Alice looked to Red. “Still no clue what the other you’s been up to?”
“I think -” he frowned, hand in his hair, the glinting fingers of his right hand drumming a beat against his skull “- it’s like I’ve walked into an old room of mine, once someone else has renovated it. I recognise things – the walls melting is odd, but not unexpected, for one – but it’s all arranged in a way that I can’t imagine myself doing.”
“Well, if this other you is trying to keep theoretical self-interlopers on their toes,” said Aidra, who hadn’t moved from his facedown position, “surely playing against type would be a way to do that? Think of what you want to do and do the opposite.”
“That sounds moronic.”
Aidra rolled over onto his back. “But they won’t be expecting you to be a moron! Or, uh, well.
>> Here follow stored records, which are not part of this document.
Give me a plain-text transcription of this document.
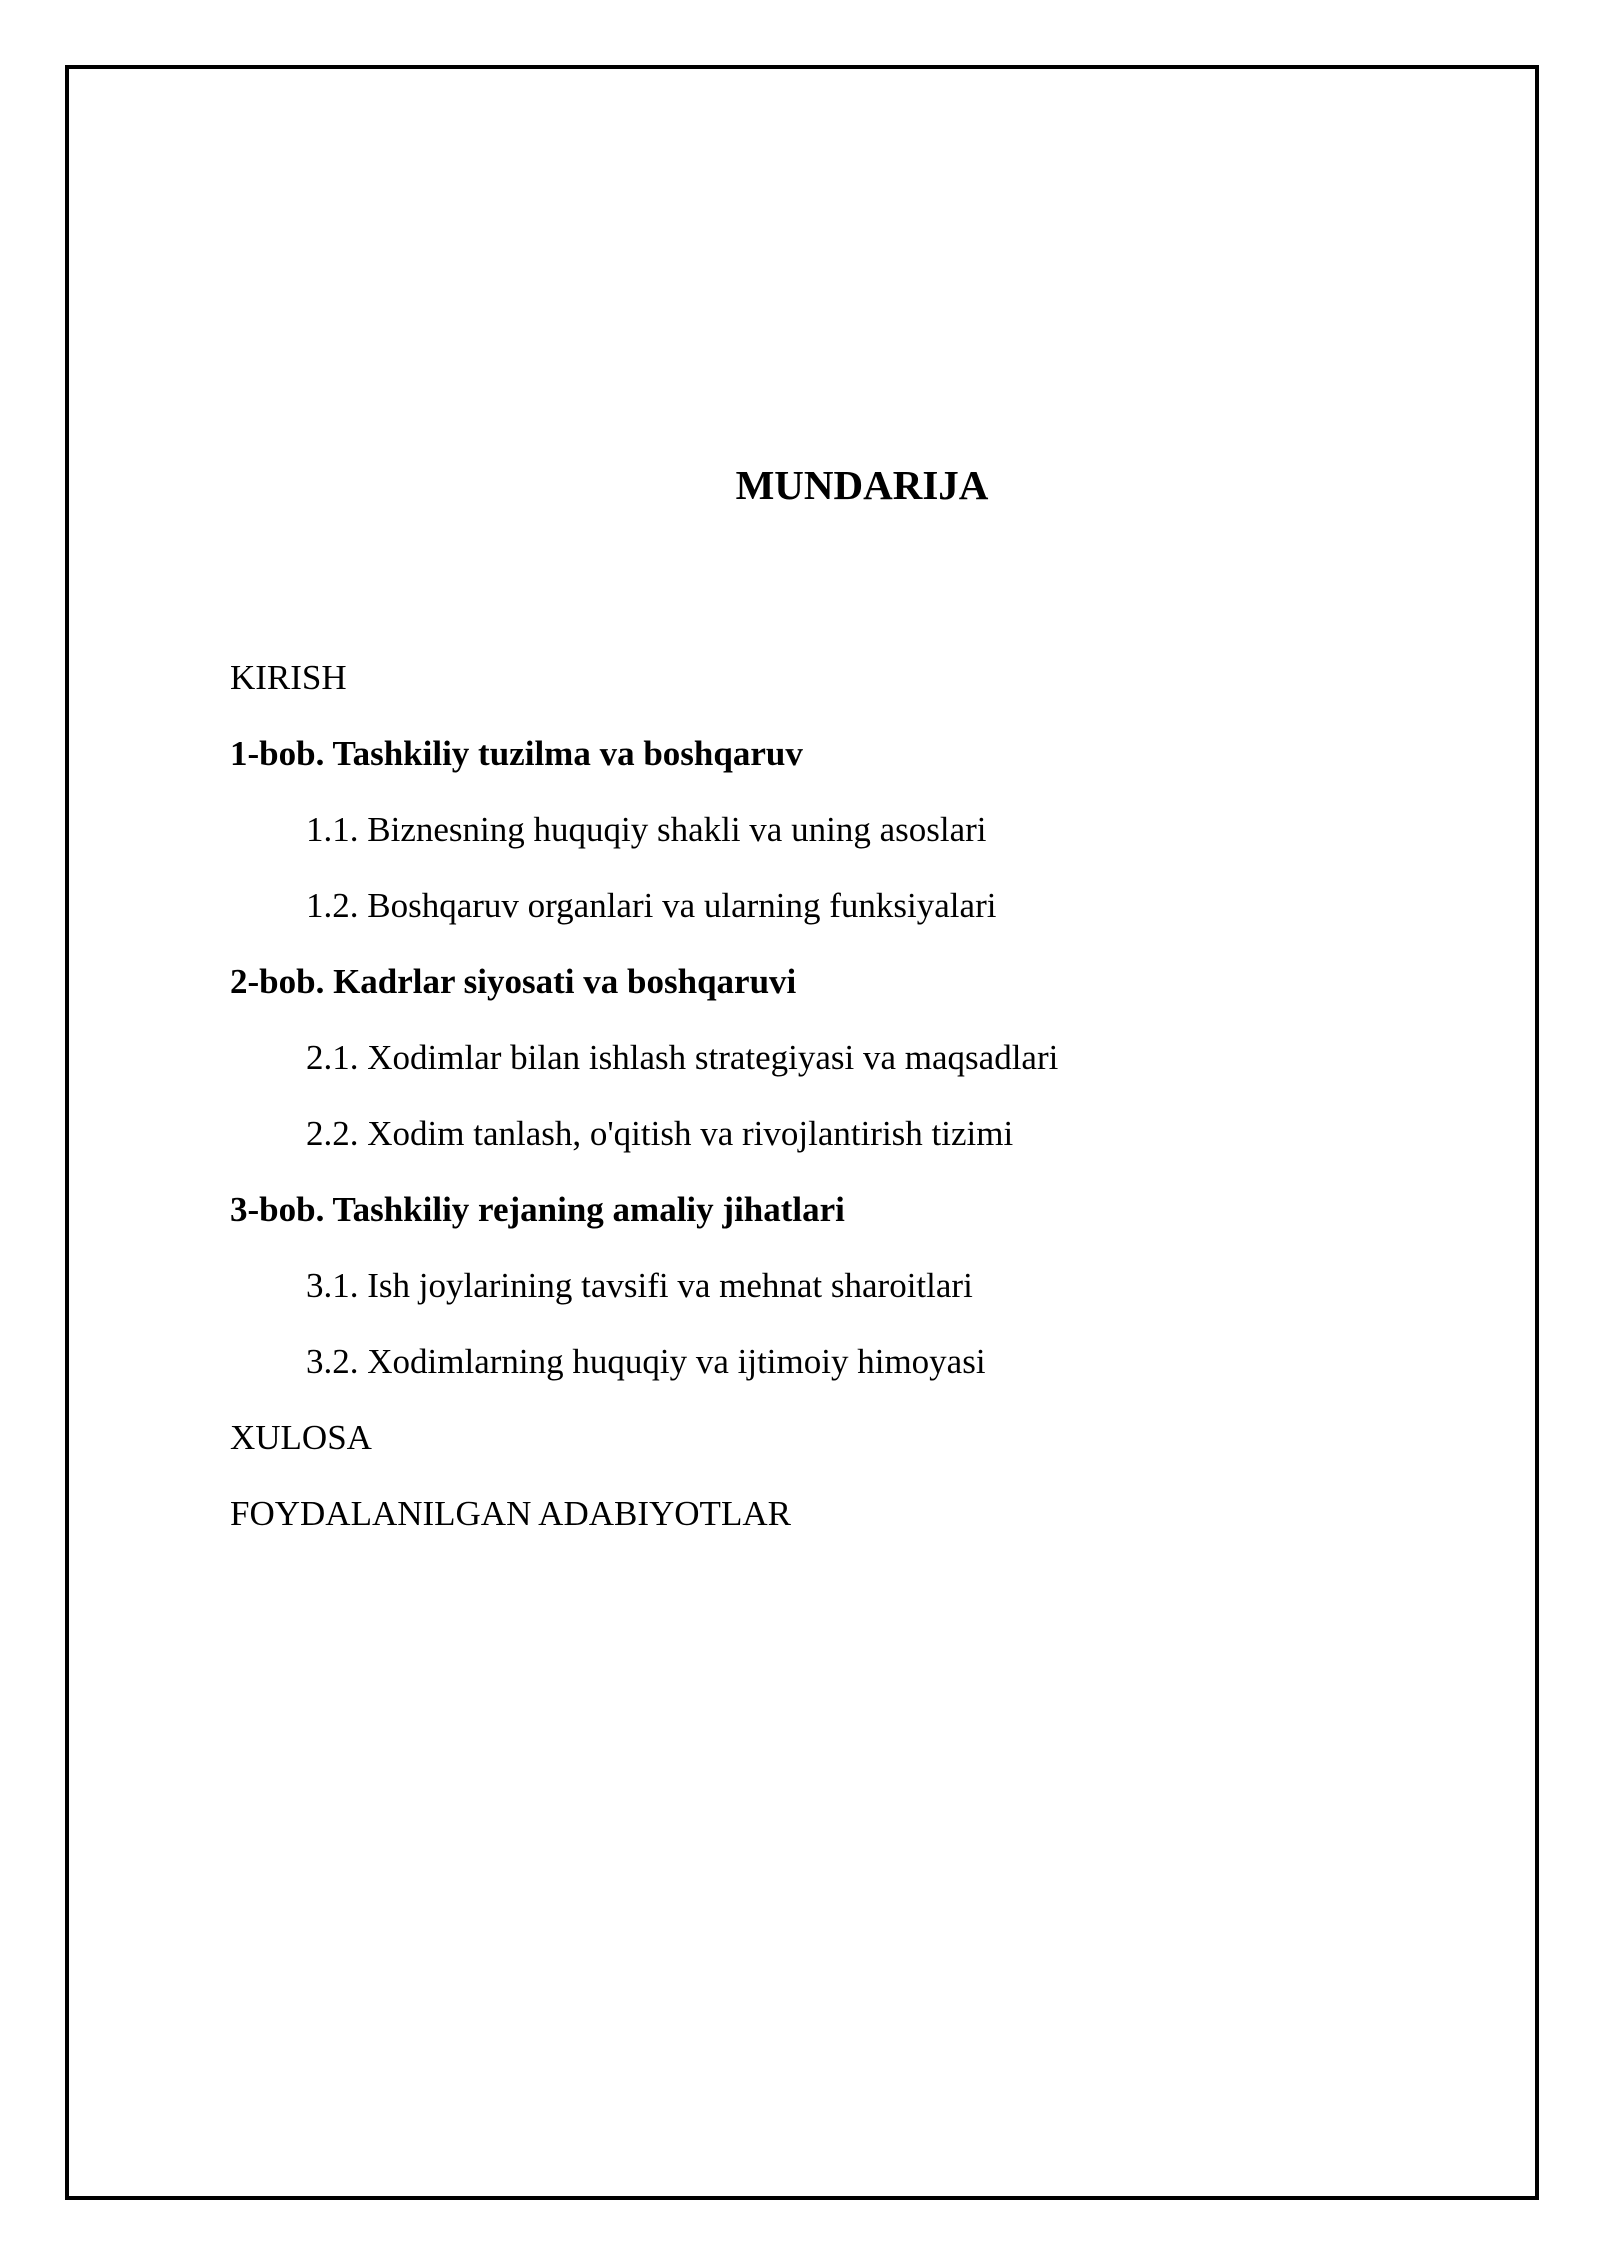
MUNDARIJA
KIRISH
1-bob. Tashkiliy tuzilma va boshqaruv
1.1. Biznesning huquqiy shakli va uning asoslari
1.2. Boshqaruv organlari va ularning funksiyalari
2-bob. Kadrlar siyosati va boshqaruvi
2.1. Xodimlar bilan ishlash strategiyasi va maqsadlari
2.2. Xodim tanlash, o'qitish va rivojlantirish tizimi
3-bob. Tashkiliy rejaning amaliy jihatlari
3.1. Ish joylarining tavsifi va mehnat sharoitlari
3.2. Xodimlarning huquqiy va ijtimoiy himoyasi
XULOSA
FOYDALANILGAN ADABIYOTLAR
You’re a bad example, but my point stands!”
Red snorted at the insult. “Well, you sure aren’t standing.”
“Oh, but I am,” he replied, grinning, and in time with his words the floor lurched beneath them, sending the rest of them toppling towards a wall that was now attempting as best as it could to masquerade as a floor.
It felt like the entire tower was falling over, and while Aidra slid down the floor, landing on his feet, the rest of them were not positioned in such not-coincidentally convenient positions, and they started to fall. Alice threw herself backwards, downwards towards the floor, but before she could start to scrabble at the undulating stone of the new wall, everything was suffused in a pale blue-green glow and she stopped falling.
She looked around. Everyone else was floating, in a similar state of puzzlement, and as she looked down, she saw Aidra, sitting on the floor-wall, arms raised, eyes blazing with turquoise light. He sighed out a long, slow breath, and as he lowered his arms the light in the room dimmed. Everyone slowly descended towards the floor, light as feathers. As she descended, she managed to right herself so that, when she touched down on the wall, she landed on her feet. Only the slightest glimmers of the light remained, and Aidra’s arms flopped to his sides.
“Haaah,” he half-wheezed, half-laughed, “sorry ‘bout that. Couldn’t resist.”
And, with that, the light went out, his head flopped back, and he started to snore loudly.